FC: L’idea è semplice: vorremmo che chi entra a teatro approfittando di questa celebrazione abbia subito un’impressione di questi trent’anni. Abbiamo selezionato le immagini di una trentina di artisti significativi e altri finiranno in un libro che si troverà all’ingresso. L’idea del laboratorio rientra nell’eredità di cui dicevamo. Una delle caratteristiche di Erbamil è l’attenzione all’ambiente, per cui abbiamo fatto e continuiamo a fare tanti spettacoli su questo tema. Di conseguenza il laboratorio verterà proprio sul fare teatro a tematica ambientale e sul farlo utilizzando la comicità. In questo modo vogliamo avvicinarci ai giovani e dare loro una prospettiva teatrale che poi se vorranno potranno continuare con noi o in altre compagnie.
LB: Il calendario di questa stagione è molto denso (lo trovate in fondo a questo articolo, ndr).
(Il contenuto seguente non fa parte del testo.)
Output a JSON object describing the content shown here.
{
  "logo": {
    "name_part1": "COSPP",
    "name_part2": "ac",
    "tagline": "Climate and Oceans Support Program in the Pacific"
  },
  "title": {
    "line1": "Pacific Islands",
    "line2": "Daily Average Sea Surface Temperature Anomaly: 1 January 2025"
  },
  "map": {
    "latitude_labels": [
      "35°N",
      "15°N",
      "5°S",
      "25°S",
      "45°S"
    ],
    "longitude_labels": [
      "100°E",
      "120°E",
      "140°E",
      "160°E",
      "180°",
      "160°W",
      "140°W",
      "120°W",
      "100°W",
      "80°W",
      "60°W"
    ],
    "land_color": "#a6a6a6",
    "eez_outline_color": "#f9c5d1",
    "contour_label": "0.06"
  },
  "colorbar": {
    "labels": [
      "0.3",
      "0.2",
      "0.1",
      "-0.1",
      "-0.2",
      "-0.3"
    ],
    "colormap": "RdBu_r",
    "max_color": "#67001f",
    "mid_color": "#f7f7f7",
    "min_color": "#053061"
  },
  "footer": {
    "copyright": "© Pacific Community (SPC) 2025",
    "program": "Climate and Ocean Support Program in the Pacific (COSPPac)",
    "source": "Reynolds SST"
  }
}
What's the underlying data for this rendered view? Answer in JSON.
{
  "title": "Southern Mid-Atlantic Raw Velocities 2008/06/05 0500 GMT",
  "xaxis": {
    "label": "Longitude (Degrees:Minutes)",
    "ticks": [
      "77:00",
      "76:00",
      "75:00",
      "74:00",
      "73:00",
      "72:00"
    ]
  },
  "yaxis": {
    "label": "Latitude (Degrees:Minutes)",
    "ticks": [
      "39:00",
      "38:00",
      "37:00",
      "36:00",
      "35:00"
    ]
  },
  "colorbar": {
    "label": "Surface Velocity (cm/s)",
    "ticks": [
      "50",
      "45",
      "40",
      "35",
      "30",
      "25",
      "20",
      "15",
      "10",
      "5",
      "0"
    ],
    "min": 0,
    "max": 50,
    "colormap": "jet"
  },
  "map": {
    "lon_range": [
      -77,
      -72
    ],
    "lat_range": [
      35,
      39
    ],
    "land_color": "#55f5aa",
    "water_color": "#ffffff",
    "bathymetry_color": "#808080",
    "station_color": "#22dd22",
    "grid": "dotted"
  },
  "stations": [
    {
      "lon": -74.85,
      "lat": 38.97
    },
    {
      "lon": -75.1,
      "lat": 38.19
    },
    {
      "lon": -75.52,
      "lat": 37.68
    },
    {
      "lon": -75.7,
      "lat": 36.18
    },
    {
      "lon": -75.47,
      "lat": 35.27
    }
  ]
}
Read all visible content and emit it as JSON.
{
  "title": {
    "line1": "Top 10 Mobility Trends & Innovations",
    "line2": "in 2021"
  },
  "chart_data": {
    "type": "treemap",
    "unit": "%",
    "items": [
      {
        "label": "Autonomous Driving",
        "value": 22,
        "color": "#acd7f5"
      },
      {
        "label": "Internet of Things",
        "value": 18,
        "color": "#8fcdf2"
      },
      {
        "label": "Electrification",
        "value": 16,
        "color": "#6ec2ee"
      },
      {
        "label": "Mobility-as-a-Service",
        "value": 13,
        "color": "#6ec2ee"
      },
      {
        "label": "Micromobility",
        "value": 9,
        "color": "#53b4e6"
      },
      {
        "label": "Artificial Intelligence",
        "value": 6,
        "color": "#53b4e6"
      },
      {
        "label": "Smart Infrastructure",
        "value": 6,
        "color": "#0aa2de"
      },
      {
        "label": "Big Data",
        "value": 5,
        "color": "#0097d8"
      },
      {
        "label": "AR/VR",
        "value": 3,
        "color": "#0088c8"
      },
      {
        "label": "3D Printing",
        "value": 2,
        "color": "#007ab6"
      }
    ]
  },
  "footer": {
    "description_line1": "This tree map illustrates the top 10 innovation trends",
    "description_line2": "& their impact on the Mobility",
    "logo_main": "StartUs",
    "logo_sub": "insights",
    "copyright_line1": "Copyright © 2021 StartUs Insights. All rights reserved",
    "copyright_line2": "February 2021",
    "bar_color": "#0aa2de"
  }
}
Ma alla fine rimane una domanda. Trent’anni, tante stagioni, tantissimi appuntamenti. Insomma, è stata dura?
FC: Dura no, si sa che il mestiere del teatro non è semplice, è precario per definizione. Ogni anno è un tentativo di sopravvivere al meglio realizzando degli obiettivi. Non è però duro, anzi è una fortuna poter vivere di teatro, ho colleghi che hanno dovuto fare altri lavori. Noi grazie anche alla cooperativa siamo riusciti a renderlo, fra compagnia e stagioni, il nostro lavoro. Come ce l’abbiamo fatta? Tanta fatica, energia, tanti grandi artisti che sono passati da noi quando erano ancora piccoli e poi sono diventati nomi importanti della scena nazionale o addirittura internazionale. C’è però anche un altro aspetto che ci ha aiutato. In un teatro piccolo come il nostro tutto è molto più ravvicinato, quindi il rapporto umano con gli artisti e il pubblico è favorito. E il rapporto umano è un meccanismo sano che aiuta la vita di un teatro, perché è molto più semplice capire e rispondere alle esigenze del pubblico.